A person whom FINRA would not designate as a public arbitrator because of an affiliation under subparagraphs (3)–(7) shall not be designated as a public arbitrator for two calendar years after ending the affiliation.
For purposes of this rule, the term "revenue" shall not include mediation fees received by mediators who are also arbitrators, provided that the mediator acts in the capacity of a mediator and does not represent a party in the mediation.
* * * * *
Code of Arbitration Procedure for Industry Disputes
13100. Definitions
* * * * *
(u) Public Arbitrator
The term "public arbitrator" means a person who is otherwise qualified to serve as an arbitrator and:
(1) is not engaged in the conduct or activities described in paragraphs (p)(1)–(4);
(2) was not engaged in the conduct or activities described in paragraphs (p)(1)–(4) for a total of 20 years or more;
(3) is not an investment adviser, or associated with, including registered through, a mutual fund or hedge fund;
(4) is not an attorney, accountant, or other professional whose firm derived 10 percent or more of its annual revenue in the past two years from any persons or entities listed in paragraphs (p)(1)–(4);
(5) is not an attorney, accountant, or other professional whose firm derived $50,000 or more in annual revenue in the past two years from professional services rendered to any persons or entities listed in paragraph (p)(1) relating to any customer disputes concerning an investment account or transaction, including but not limited to, law firm fees, accounting firm fees, and consulting fees;
(6) is not employed by, and is not the spouse or an immediate family member of a person who is employed by, an entity that directly or indirectly controls, is controlled by, or is under common control with, any partnership, corporation, or other organization that is engaged in the securities business;
(7) is not a director or officer of, and is not the spouse or an immediate family member of a person who is a director or officer of, an entity that directly or indirectly controls, is controlled by, or is under common control with, any partnership, corporation, or other organization that is engaged in the securities business; and
(8) is not the spouse or an immediate family member of a person who is engaged in the conduct or activities described in paragraphs (p)(1)–(4). For purposes of this rule, the term immediate family member means:
(A) a person's parent, stepparent, child, or stepchild;
(B) a member of a person's household;
(C) an individual to whom a person provides financial support of more than 50 percent of his or her annual income; or
(D) a person who is claimed as a dependent for federal income tax purposes.
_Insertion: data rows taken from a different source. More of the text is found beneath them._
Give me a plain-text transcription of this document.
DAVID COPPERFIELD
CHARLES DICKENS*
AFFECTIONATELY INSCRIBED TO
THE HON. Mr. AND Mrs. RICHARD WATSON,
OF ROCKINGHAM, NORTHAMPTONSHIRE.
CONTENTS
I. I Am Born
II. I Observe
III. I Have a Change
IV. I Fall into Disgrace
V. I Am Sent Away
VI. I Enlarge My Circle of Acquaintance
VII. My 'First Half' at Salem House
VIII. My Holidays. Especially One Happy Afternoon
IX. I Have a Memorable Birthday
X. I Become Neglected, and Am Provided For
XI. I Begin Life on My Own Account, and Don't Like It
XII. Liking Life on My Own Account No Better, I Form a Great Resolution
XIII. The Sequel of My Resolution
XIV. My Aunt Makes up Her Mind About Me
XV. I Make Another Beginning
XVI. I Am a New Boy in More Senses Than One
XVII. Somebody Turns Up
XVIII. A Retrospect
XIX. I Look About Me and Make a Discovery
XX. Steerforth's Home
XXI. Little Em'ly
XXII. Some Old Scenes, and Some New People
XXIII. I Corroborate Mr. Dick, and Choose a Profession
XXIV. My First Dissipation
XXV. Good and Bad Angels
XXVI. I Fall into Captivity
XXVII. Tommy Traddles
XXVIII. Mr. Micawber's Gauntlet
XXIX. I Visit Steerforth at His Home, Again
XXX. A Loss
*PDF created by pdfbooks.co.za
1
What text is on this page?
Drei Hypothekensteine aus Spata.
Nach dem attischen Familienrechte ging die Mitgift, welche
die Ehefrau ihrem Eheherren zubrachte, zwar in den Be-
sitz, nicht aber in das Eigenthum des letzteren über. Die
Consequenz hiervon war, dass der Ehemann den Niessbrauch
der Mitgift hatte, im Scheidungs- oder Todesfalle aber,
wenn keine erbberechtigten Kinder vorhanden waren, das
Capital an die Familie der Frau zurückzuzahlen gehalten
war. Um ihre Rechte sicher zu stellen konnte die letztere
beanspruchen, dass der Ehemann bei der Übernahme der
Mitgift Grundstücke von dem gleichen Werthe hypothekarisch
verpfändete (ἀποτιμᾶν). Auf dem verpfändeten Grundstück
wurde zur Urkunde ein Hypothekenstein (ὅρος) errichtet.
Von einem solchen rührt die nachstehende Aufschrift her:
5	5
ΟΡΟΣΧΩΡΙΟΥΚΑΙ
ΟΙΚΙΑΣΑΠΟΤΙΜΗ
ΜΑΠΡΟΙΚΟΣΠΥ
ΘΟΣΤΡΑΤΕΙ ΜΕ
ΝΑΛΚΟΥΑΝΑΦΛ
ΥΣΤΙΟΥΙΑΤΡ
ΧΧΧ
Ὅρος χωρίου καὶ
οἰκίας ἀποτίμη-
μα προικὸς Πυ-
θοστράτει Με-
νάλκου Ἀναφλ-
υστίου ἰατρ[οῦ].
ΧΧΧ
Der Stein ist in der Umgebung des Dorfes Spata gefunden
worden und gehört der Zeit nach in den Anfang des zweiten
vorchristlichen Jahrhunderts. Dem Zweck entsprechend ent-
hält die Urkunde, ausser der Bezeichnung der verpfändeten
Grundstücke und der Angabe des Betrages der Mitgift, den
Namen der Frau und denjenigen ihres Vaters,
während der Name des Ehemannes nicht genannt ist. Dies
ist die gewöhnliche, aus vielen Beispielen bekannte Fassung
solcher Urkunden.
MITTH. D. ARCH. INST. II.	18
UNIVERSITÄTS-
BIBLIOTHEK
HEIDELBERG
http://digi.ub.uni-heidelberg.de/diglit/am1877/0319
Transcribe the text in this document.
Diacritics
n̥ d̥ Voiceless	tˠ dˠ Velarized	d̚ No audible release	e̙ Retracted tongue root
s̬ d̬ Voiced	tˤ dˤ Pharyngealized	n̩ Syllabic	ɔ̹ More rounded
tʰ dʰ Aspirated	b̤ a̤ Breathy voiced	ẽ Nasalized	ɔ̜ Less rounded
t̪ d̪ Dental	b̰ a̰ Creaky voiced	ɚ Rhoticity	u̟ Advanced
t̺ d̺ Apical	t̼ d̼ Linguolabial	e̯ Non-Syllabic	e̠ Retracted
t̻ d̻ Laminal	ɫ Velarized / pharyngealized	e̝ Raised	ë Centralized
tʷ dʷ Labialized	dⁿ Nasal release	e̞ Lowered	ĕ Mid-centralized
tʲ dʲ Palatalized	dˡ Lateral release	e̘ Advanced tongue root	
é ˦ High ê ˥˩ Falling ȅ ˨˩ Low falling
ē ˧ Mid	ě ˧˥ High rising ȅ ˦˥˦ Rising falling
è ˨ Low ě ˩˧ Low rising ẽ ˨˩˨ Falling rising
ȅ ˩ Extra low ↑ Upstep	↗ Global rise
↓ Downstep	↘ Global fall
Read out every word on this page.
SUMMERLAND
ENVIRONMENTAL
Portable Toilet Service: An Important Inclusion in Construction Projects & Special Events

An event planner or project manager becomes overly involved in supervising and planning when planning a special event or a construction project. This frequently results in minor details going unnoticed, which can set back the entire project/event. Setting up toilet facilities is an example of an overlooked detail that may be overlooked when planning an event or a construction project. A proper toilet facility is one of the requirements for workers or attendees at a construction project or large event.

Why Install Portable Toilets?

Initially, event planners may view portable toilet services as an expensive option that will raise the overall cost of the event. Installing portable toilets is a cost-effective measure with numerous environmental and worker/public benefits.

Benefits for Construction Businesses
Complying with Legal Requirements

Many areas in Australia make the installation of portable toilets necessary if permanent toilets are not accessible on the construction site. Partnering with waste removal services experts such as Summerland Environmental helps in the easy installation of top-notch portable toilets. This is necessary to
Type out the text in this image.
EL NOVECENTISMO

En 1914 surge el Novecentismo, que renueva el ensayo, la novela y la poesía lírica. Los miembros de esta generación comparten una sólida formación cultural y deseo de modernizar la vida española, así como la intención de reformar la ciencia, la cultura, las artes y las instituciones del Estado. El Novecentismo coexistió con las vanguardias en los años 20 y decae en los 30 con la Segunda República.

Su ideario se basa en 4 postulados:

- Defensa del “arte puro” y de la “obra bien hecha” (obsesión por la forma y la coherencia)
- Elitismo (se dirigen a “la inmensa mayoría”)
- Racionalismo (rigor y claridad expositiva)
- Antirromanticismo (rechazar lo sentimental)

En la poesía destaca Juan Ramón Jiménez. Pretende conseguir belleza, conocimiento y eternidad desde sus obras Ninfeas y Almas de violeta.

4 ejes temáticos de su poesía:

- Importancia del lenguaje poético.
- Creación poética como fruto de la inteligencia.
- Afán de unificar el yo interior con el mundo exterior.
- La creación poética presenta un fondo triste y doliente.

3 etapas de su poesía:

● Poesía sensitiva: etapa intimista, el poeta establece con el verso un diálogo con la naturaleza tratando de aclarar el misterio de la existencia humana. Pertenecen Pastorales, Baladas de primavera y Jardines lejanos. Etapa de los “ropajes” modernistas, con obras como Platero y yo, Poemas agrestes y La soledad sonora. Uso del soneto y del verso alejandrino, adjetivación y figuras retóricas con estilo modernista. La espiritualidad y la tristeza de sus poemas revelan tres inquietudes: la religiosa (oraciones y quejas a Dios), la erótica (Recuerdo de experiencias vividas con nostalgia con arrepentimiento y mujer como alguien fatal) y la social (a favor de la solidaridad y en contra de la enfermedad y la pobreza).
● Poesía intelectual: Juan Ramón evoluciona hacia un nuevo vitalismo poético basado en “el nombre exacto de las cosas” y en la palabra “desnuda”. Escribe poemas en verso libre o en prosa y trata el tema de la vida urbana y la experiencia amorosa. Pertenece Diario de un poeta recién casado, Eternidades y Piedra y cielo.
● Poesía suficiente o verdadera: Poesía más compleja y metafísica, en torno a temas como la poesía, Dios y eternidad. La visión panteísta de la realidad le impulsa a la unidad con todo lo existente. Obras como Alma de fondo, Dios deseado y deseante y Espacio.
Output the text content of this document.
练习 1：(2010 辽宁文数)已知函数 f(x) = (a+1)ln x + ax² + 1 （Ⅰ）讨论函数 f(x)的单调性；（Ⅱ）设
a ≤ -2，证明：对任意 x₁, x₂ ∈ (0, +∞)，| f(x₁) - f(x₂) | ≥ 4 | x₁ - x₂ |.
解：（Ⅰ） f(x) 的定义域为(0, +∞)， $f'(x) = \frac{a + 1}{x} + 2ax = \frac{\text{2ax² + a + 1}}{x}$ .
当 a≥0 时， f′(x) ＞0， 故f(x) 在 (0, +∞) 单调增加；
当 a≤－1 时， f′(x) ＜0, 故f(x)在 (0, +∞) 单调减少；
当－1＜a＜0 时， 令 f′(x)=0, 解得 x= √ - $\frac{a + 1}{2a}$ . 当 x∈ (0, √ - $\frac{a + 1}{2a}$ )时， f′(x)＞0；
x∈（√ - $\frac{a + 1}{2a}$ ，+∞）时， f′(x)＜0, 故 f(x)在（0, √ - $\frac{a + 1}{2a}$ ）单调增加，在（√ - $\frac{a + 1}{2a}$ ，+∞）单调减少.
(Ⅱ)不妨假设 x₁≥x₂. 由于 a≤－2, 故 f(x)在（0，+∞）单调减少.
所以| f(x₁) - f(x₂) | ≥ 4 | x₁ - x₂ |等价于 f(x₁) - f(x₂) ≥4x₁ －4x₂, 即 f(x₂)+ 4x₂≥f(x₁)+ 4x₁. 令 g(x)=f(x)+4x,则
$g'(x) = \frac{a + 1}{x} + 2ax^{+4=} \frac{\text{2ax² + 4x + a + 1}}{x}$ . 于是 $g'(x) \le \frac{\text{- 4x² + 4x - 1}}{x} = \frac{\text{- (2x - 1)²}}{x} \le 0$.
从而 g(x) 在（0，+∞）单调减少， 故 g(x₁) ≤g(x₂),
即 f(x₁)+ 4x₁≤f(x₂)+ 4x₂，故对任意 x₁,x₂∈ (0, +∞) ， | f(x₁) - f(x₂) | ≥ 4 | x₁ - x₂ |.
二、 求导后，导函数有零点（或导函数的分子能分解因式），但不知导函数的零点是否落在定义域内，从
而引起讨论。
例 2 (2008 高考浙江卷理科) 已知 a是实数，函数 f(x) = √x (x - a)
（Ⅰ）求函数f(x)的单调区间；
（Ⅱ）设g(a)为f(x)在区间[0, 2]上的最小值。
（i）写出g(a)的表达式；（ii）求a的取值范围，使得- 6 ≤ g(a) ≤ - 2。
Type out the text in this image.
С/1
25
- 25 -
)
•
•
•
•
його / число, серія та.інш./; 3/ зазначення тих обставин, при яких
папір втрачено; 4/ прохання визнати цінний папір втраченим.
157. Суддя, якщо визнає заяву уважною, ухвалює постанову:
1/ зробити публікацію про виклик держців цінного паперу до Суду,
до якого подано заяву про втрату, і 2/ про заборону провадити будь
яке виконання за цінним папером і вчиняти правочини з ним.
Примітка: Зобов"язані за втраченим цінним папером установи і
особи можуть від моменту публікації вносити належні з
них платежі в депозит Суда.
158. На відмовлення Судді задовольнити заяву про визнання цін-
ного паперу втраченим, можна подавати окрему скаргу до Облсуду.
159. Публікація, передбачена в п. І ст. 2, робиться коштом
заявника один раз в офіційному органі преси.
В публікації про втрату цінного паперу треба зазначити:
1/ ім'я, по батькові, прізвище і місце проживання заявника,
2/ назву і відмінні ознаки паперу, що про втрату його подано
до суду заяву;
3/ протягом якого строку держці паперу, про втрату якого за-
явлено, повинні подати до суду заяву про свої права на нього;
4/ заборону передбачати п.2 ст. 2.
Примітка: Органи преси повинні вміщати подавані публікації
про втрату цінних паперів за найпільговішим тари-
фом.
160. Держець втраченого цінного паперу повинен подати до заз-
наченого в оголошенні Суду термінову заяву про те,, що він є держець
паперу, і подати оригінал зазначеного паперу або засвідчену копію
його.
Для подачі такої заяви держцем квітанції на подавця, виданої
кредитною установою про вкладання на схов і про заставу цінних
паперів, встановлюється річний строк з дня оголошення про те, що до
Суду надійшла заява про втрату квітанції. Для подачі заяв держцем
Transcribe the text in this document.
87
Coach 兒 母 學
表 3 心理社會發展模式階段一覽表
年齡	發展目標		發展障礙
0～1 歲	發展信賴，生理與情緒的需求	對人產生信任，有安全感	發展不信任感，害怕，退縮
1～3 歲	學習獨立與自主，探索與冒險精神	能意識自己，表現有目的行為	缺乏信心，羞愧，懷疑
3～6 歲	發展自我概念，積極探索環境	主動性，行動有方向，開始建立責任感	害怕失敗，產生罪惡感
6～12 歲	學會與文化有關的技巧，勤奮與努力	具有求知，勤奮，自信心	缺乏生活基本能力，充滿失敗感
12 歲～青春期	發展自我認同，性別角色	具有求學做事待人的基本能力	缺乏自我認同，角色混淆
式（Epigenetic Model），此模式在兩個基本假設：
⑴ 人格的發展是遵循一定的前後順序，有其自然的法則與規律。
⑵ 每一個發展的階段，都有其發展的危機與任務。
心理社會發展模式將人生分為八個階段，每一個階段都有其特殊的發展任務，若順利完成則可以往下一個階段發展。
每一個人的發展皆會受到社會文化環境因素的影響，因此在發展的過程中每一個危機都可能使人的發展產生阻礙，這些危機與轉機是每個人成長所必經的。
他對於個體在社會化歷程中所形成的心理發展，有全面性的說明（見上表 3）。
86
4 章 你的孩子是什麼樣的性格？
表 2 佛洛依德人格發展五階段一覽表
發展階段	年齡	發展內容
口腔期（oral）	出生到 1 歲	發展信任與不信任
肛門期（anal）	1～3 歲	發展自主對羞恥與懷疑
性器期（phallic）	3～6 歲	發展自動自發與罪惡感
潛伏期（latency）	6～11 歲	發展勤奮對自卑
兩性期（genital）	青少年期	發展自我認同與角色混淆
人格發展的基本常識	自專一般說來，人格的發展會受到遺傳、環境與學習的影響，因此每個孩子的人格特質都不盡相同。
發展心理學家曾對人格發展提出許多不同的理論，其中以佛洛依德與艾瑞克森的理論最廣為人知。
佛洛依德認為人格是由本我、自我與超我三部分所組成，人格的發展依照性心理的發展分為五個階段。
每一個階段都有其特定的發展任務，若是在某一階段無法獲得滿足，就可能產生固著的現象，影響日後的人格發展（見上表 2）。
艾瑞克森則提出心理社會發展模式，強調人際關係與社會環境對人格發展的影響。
A person whom FINRA would not designate as a public arbitrator because of an affiliation under subparagraphs (3)–(7) shall not be designated as a public arbitrator for two calendar years after ending the affiliation.
For purposes of this rule, the term "revenue" shall not include mediation fees received by mediators who are also arbitrators, provided that the mediator acts in the capacity of a mediator and does not represent a party in the mediation.